The Ford Mustang Was Almost The Original ‘Imported From Detroit’ Car: History Alley

Today, the tagline “Imported from Detroit” is virtually inseparable from the Chrysler brand. But interestingly, while performing research for a new book entitled Once in a Great City: A Detroit Story, author David Maraniss discovered that the slogan almost belonged to a very different Detroit original: the 1964 Ford Mustang.

Automotive News reports that in the book, Maraniss describes how ad agency J. Walter Thompson proposed marketing the yet-unnamed Ford Mustang as a “brand new import… from Detroit… inspired by Italy’s great road cars, but straight from Detroit.” The pony car was originally to be called the “Torino,” after the city of Turin, Italy, but that name was instead pocketed until 1968, when it was applied to a different pony car model. The Ford Mustang’s original marketing angle, however, was retired altogether.

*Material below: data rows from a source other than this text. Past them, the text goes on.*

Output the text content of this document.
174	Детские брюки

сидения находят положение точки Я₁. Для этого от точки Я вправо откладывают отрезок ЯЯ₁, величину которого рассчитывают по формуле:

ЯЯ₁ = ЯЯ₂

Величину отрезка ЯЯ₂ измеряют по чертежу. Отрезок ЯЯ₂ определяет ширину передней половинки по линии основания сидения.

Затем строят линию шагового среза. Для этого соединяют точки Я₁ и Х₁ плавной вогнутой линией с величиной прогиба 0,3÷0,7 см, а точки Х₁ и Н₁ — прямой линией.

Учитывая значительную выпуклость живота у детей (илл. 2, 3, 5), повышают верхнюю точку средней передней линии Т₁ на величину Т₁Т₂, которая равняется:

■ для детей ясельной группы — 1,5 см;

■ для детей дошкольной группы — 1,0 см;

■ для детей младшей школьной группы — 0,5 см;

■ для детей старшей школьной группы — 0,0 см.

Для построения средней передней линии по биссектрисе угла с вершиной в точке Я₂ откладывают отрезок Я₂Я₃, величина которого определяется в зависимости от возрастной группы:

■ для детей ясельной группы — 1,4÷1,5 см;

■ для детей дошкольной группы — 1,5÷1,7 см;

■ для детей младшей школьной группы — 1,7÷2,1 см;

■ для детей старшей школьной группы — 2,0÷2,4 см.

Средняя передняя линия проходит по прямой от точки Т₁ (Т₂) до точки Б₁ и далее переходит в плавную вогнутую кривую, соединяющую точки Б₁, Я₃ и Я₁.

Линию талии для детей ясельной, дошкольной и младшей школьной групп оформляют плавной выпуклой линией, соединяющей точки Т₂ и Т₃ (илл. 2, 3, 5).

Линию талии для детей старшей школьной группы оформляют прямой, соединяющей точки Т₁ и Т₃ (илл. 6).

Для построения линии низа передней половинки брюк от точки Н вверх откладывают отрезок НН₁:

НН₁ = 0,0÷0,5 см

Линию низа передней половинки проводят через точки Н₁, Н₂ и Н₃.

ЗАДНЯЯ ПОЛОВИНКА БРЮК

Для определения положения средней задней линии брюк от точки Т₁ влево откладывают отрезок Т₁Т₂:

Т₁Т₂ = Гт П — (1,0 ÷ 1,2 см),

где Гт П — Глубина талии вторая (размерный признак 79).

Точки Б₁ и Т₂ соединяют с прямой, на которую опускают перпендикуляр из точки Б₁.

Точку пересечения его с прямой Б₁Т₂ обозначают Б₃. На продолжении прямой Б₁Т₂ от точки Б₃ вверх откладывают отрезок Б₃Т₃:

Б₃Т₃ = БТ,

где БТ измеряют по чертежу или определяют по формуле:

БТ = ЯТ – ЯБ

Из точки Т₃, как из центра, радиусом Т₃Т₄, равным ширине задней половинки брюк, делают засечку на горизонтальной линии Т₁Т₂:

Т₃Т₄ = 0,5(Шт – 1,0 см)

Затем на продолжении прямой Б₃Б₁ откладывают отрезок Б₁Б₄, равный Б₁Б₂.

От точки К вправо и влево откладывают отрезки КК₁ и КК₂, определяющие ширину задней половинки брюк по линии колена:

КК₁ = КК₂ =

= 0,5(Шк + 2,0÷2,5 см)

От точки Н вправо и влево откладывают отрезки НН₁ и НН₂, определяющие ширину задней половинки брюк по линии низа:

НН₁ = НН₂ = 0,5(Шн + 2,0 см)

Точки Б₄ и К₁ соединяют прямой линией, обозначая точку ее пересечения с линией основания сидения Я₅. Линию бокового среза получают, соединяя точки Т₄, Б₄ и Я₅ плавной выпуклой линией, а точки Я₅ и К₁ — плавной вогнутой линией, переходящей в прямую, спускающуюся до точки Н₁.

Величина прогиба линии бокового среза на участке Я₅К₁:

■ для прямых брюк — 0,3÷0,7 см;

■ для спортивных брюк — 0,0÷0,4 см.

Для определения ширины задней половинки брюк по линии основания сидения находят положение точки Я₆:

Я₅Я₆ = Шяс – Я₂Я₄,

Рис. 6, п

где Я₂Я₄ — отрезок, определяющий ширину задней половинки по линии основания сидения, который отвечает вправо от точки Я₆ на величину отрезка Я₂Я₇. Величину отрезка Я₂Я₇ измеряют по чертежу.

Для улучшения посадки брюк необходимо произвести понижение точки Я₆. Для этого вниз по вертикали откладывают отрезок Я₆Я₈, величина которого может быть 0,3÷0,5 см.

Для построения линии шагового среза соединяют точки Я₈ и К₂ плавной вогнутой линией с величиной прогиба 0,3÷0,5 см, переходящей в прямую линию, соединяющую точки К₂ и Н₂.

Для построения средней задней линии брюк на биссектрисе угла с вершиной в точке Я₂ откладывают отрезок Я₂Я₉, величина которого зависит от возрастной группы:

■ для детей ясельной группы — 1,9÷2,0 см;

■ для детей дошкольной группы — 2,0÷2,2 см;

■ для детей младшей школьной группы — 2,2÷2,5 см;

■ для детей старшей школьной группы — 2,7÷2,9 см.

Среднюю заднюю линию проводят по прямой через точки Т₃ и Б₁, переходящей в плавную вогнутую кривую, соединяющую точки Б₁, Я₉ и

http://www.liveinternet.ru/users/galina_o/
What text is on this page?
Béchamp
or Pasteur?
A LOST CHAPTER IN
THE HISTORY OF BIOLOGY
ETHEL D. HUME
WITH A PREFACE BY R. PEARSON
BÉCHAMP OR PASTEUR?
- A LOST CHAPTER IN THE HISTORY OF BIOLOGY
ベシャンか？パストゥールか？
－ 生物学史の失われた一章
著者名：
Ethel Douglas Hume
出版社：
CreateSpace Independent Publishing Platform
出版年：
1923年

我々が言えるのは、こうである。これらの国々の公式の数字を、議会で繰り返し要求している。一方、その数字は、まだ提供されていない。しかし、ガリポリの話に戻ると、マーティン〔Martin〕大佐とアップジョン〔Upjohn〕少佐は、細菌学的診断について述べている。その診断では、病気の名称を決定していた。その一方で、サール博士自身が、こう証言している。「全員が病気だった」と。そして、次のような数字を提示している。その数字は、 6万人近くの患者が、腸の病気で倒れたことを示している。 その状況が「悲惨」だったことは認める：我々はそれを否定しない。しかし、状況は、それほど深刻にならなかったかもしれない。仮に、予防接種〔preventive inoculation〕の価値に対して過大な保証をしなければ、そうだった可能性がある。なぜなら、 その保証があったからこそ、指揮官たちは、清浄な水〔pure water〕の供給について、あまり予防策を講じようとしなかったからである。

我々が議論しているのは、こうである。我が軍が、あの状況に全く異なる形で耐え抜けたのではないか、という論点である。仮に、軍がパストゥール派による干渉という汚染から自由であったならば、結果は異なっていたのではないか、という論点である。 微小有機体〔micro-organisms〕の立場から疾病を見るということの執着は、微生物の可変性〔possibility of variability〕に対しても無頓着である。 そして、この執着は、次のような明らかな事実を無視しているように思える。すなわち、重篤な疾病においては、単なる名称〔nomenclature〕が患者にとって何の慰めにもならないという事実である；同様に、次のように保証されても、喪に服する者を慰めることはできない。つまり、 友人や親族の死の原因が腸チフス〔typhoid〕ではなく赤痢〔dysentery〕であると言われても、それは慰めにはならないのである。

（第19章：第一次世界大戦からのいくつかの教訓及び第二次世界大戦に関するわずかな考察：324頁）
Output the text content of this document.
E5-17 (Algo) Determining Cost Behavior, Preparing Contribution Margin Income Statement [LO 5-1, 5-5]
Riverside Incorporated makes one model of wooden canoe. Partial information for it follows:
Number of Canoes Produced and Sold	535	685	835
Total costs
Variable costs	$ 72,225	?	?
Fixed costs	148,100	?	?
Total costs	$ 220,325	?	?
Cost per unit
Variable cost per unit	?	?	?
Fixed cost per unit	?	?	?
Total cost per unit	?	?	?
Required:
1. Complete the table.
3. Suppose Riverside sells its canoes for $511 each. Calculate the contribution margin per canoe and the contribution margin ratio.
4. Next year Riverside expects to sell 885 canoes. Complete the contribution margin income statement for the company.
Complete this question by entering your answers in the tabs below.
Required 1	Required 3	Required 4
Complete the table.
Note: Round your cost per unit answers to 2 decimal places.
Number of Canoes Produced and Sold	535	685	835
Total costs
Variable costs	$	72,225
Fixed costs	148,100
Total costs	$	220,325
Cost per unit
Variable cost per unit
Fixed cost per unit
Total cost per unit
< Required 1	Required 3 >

So why the last-minute switch-up? Maraniss writes that at the time of the original Ford Mustang’s product planning, Henry Ford II was undergoing a divorce, and had been linked romantically to Italian woman Cristina Vettore Austin. Ford Motor Company felt that the pony car’s original marketing strategy could have added more fuel to the fire, resulting in more bad press for both Henry Ford II, and the automaker.

Ford later married Christina Vettore, and the “Imported from Detroit” tagline was resurrected by Chrysler for an ad campaign beginning in 2011.

Aaron Birch is an automotive enthusiast and writer/filmmaker from Detroit, MI. As a rule, he only buys cars older than himself.